Objective: Both excitotoxicity and neurotrophin deficiency may contribute to the etiology of depression and neurodegeneration. Astrocytes not only regulate glutamate metabolism and clearance, they also produce neurotrophins in the brain. However, the direct interaction between neurons and astrocytes remains unknown. Methods: This study evaluated the cellular mechanisms by which astrocyte-conditioned medium (ACM) protects prefrontal cortical neurons from glutamate-induced death by measuring cell viability and morphology as well as mRNA and protein expression of brain-derived neurotrophic factor (BDNF), BDNF receptors, glial cell line-derived neurotrophic factor (GDNF), and the proinflammatory cytokine, tumor necrosis factor (TNF)-α. Neurons and astrocytes were purified from the brains of neonatal 1-day-old Sprague-Dawley rats. ACM was harvested after exposing astrocytes to culture medium containing 100 μM glutamate for 48 h. Results: Glutamate insult (100 μM for 6 h) significantly reduced neuronal cell viability and increased the mRNA expression of BDNF. Glutamate (24 h) decreased neuronal viability and the expression of BDNF, but increased mRNA expression of GFAP, p75 neurotrophin receptor (p75^NTR), and TNF-α. ACM pretreatment (2 h) reversed glutamate-decreased cell viability and increased BDNF, but reduced the expression of GDNF, P75^NTR, and TNF-α at the mRNA level. Western blotting generally confirmed the mRNA expression following 24 glutamate insults.
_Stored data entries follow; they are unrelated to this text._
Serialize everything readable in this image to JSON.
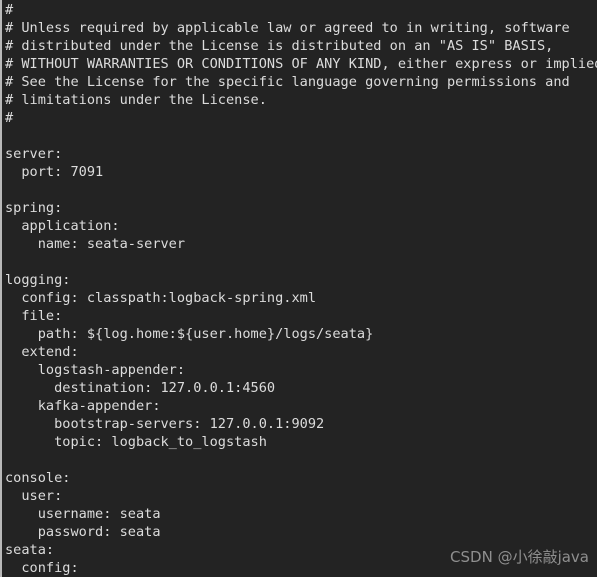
{
  "editor": {
    "language": "yaml",
    "background_color": "#232323",
    "text_color": "#dcdcdc",
    "gutter_border_color": "#b9b9b9",
    "lines": [
      "#",
      "# Unless required by applicable law or agreed to in writing, software",
      "# distributed under the License is distributed on an \"AS IS\" BASIS,",
      "# WITHOUT WARRANTIES OR CONDITIONS OF ANY KIND, either express or implied.",
      "# See the License for the specific language governing permissions and",
      "# limitations under the License.",
      "#",
      "",
      "server:",
      "  port: 7091",
      "",
      "spring:",
      "  application:",
      "    name: seata-server",
      "",
      "logging:",
      "  config: classpath:logback-spring.xml",
      "  file:",
      "    path: ${log.home:${user.home}/logs/seata}",
      "  extend:",
      "    logstash-appender:",
      "      destination: 127.0.0.1:4560",
      "    kafka-appender:",
      "      bootstrap-servers: 127.0.0.1:9092",
      "      topic: logback_to_logstash",
      "",
      "console:",
      "  user:",
      "    username: seata",
      "    password: seata",
      "seata:",
      "  config:"
    ]
  },
  "watermark": {
    "text": "CSDN @小徐敲java",
    "color": "#8f8f8f"
  }
}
Furthermore, the glutamate-induced decrease in the protein expression of BDNF and full-length TrkB receptor and increase in pro-BDNF, truncated TrkB isoform 1 receptor, p75^NTR, GDNF, and TNF-α were significantly attenuated by ACM pretreatment. Conclusions: The study demonstrates that ACM exerts neuroprotective effects on cell viability, and this effect is most likely mediated through the modulation of neurotrophin and TNF-α expression.